A chief legislator most often refers to the president of the United States, who has the authority to influence members of Congress to make laws through veto power, signing a bill, speaking directly to Congress and meeting with individual members of the legislative body. Article II, Section 3 of the Constitution of the United States gives the president the authority to "recommend... such measures as... necessary and expedient."
The most prominent way the president of the United States acts as chief legislator is by submitting budget proposals to Congress. After receiving budget requests, legislators then alter the recommendations based on what senators and representatives feel is more appropriate.
Several presidents have had major influence on Congress as chief legislator. Franklin Roosevelt's New Deal programs during the Great Depression created government departments, Social Security and government spending initiatives that were designed to improve the lives of Americans by offering them government jobs. Roosevelt also convinced Congress to fund military initiatives for World War II.

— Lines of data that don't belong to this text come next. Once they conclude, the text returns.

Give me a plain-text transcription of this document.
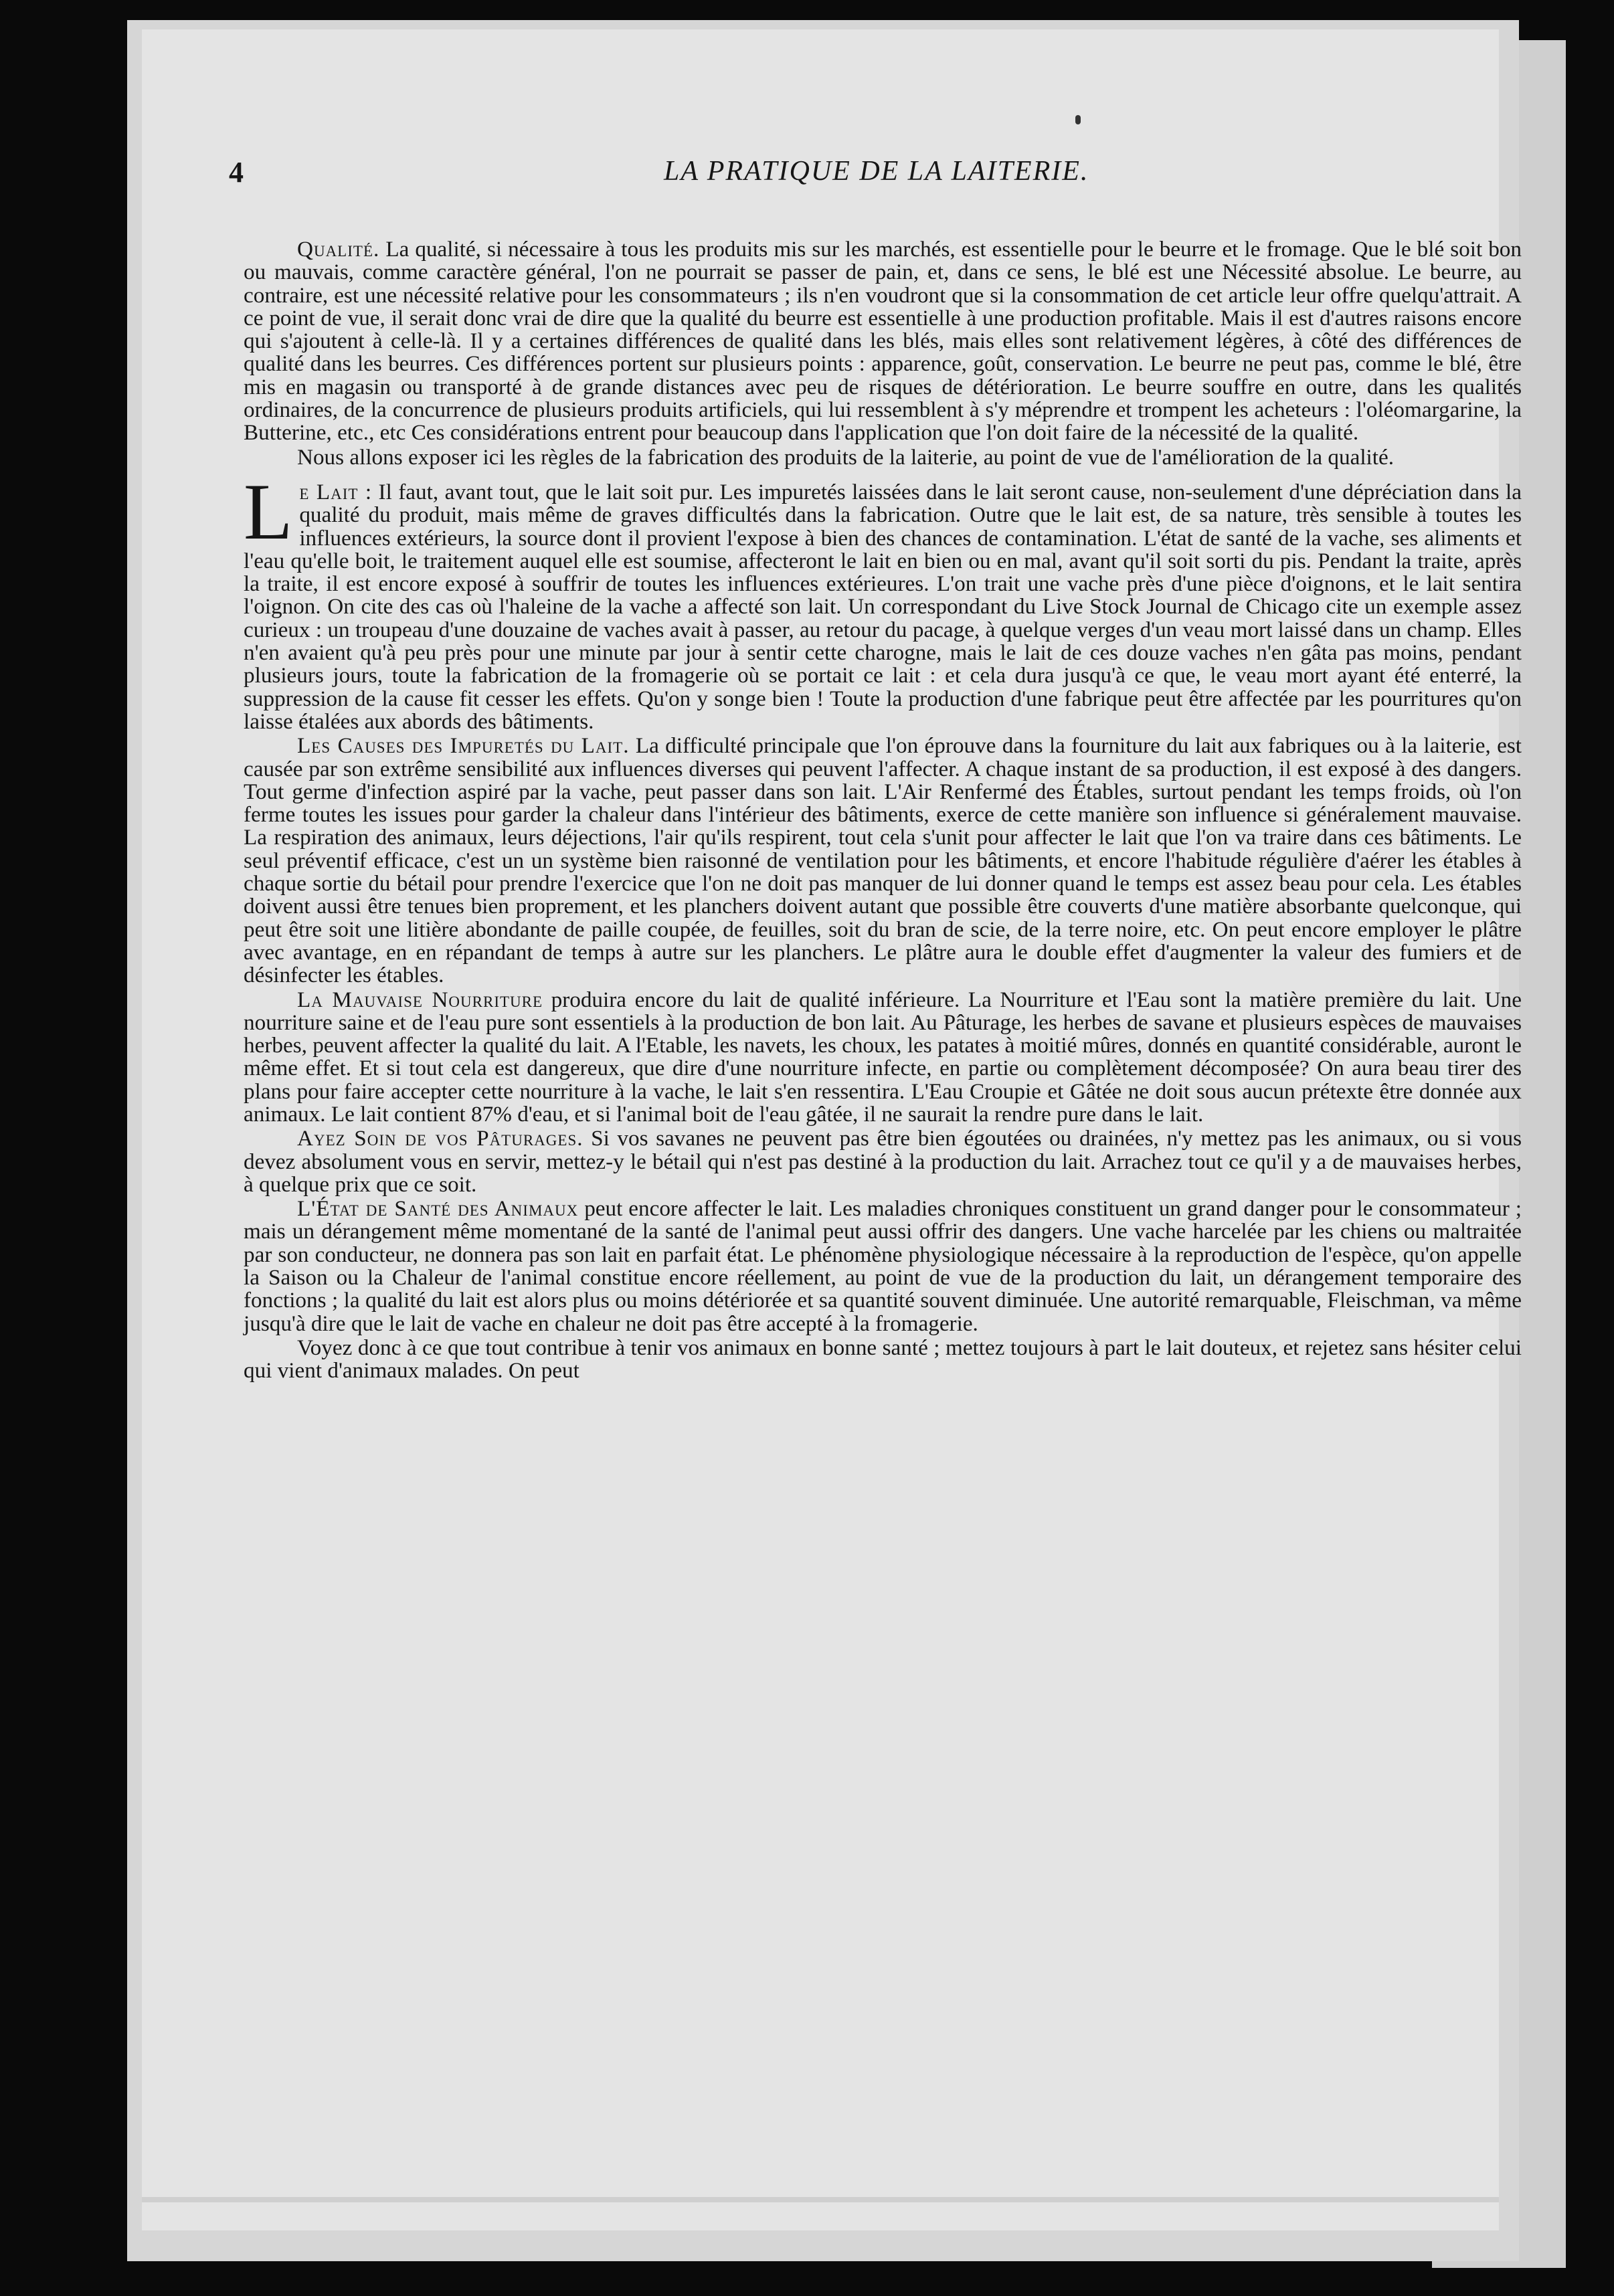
4	LA PRATIQUE DE LA LAITERIE.

Qualité. La qualité, si nécessaire à tous les produits mis sur les marchés, est essentielle pour le beurre et le fromage. Que le blé soit bon ou mauvais, comme caractère général, l'on ne pourrait se passer de pain, et, dans ce sens, le blé est une Nécessité absolue. Le beurre, au contraire, est une nécessité relative pour les consommateurs ; ils n'en voudront que si la consommation de cet article leur offre quelqu'attrait. A ce point de vue, il serait donc vrai de dire que la qualité du beurre est essentielle à une production profitable. Mais il est d'autres raisons encore qui s'ajoutent à celle-là. Il y a certaines différences de qualité dans les blés, mais elles sont relativement légères, à côté des différences de qualité dans les beurres. Ces différences portent sur plusieurs points : apparence, goût, conservation. Le beurre ne peut pas, comme le blé, être mis en magasin ou transporté à de grande distances avec peu de risques de détérioration. Le beurre souffre en outre, dans les qualités ordinaires, de la concurrence de plusieurs produits artificiels, qui lui ressemblent à s'y méprendre et trompent les acheteurs : l'oléomargarine, la Butterine, etc., etc Ces considérations entrent pour beaucoup dans l'application que l'on doit faire de la nécessité de la qualité.

Nous allons exposer ici les règles de la fabrication des produits de la laiterie, au point de vue de l'amélioration de la qualité.

Le Lait : Il faut, avant tout, que le lait soit pur. Les impuretés laissées dans le lait seront cause, non-seulement d'une dépréciation dans la qualité du produit, mais même de graves difficultés dans la fabrication. Outre que le lait est, de sa nature, très sensible à toutes les influences extérieurs, la source dont il provient l'expose à bien des chances de contamination. L'état de santé de la vache, ses aliments et l'eau qu'elle boit, le traitement auquel elle est soumise, affecteront le lait en bien ou en mal, avant qu'il soit sorti du pis. Pendant la traite, après la traite, il est encore exposé à souffrir de toutes les influences extérieures. L'on trait une vache près d'une pièce d'oignons, et le lait sentira l'oignon. On cite des cas où l'haleine de la vache a affecté son lait. Un correspondant du Live Stock Journal de Chicago cite un exemple assez curieux : un troupeau d'une douzaine de vaches avait à passer, au retour du pacage, à quelque verges d'un veau mort laissé dans un champ. Elles n'en avaient qu'à peu près pour une minute par jour à sentir cette charogne, mais le lait de ces douze vaches n'en gâta pas moins, pendant plusieurs jours, toute la fabrication de la fromagerie où se portait ce lait : et cela dura jusqu'à ce que, le veau mort ayant été enterré, la suppression de la cause fit cesser les effets. Qu'on y songe bien ! Toute la production d'une fabrique peut être affectée par les pourritures qu'on laisse étalées aux abords des bâtiments.

Les Causes des Impuretés du Lait. La difficulté principale que l'on éprouve dans la fourniture du lait aux fabriques ou à la laiterie, est causée par son extrême sensibilité aux influences diverses qui peuvent l'affecter. A chaque instant de sa production, il est exposé à des dangers. Tout germe d'infection aspiré par la vache, peut passer dans son lait. L'Air Renfermé des Étables, surtout pendant les temps froids, où l'on ferme toutes les issues pour garder la chaleur dans l'intérieur des bâtiments, exerce de cette manière son influence si généralement mauvaise. La respiration des animaux, leurs déjections, l'air qu'ils respirent, tout cela s'unit pour affecter le lait que l'on va traire dans ces bâtiments. Le seul préventif efficace, c'est un un système bien raisonné de ventilation pour les bâtiments, et encore l'habitude régulière d'aérer les étables à chaque sortie du bétail pour prendre l'exercice que l'on ne doit pas manquer de lui donner quand le temps est assez beau pour cela. Les étables doivent aussi être tenues bien proprement, et les planchers doivent autant que possible être couverts d'une matière absorbante quelconque, qui peut être soit une litière abondante de paille coupée, de feuilles, soit du bran de scie, de la terre noire, etc. On peut encore employer le plâtre avec avantage, en en répandant de temps à autre sur les planchers. Le plâtre aura le double effet d'augmenter la valeur des fumiers et de désinfecter les étables.

La Mauvaise Nourriture produira encore du lait de qualité inférieure. La Nourriture et l'Eau sont la matière première du lait. Une nourriture saine et de l'eau pure sont essentiels à la production de bon lait. Au Pâturage, les herbes de savane et plusieurs espèces de mauvaises herbes, peuvent affecter la qualité du lait. A l'Etable, les navets, les choux, les patates à moitié mûres, donnés en quantité considérable, auront le même effet. Et si tout cela est dangereux, que dire d'une nourriture infecte, en partie ou complètement décomposée? On aura beau tirer des plans pour faire accepter cette nourriture à la vache, le lait s'en ressentira. L'Eau Croupie et Gâtée ne doit sous aucun prétexte être donnée aux animaux. Le lait contient 87% d'eau, et si l'animal boit de l'eau gâtée, il ne saurait la rendre pure dans le lait.

Ayez Soin de vos Pâturages. Si vos savanes ne peuvent pas être bien égoutées ou drainées, n'y mettez pas les animaux, ou si vous devez absolument vous en servir, mettez-y le bétail qui n'est pas destiné à la production du lait. Arrachez tout ce qu'il y a de mauvaises herbes, à quelque prix que ce soit.

L'État de Santé des Animaux peut encore affecter le lait. Les maladies chroniques constituent un grand danger pour le consommateur ; mais un dérangement même momentané de la santé de l'animal peut aussi offrir des dangers. Une vache harcelée par les chiens ou maltraitée par son conducteur, ne donnera pas son lait en parfait état. Le phénomène physiologique nécessaire à la reproduction de l'espèce, qu'on appelle la Saison ou la Chaleur de l'animal constitue encore réellement, au point de vue de la production du lait, un dérangement temporaire des fonctions ; la qualité du lait est alors plus ou moins détériorée et sa quantité souvent diminuée. Une autorité remarquable, Fleischman, va même jusqu'à dire que le lait de vache en chaleur ne doit pas être accepté à la fromagerie.

Voyez donc à ce que tout contribue à tenir vos animaux en bonne santé ; mettez toujours à part le lait douteux, et rejetez sans hésiter celui qui vient d'animaux malades. On peut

President George W. Bush, in the days following the Sept. 11, 2001, terrorist attacks, asked for declarations of war on terror and for implementation of the Patriot Act. Bush also requested Congress create a new executive department, the Department of Homeland Security. John F. Kennedy, through a speech to a joint session of Congress on May 25, 1961, implored the legislative body to commit to the goal of "landing a man on the moon and returning him safely to the earth."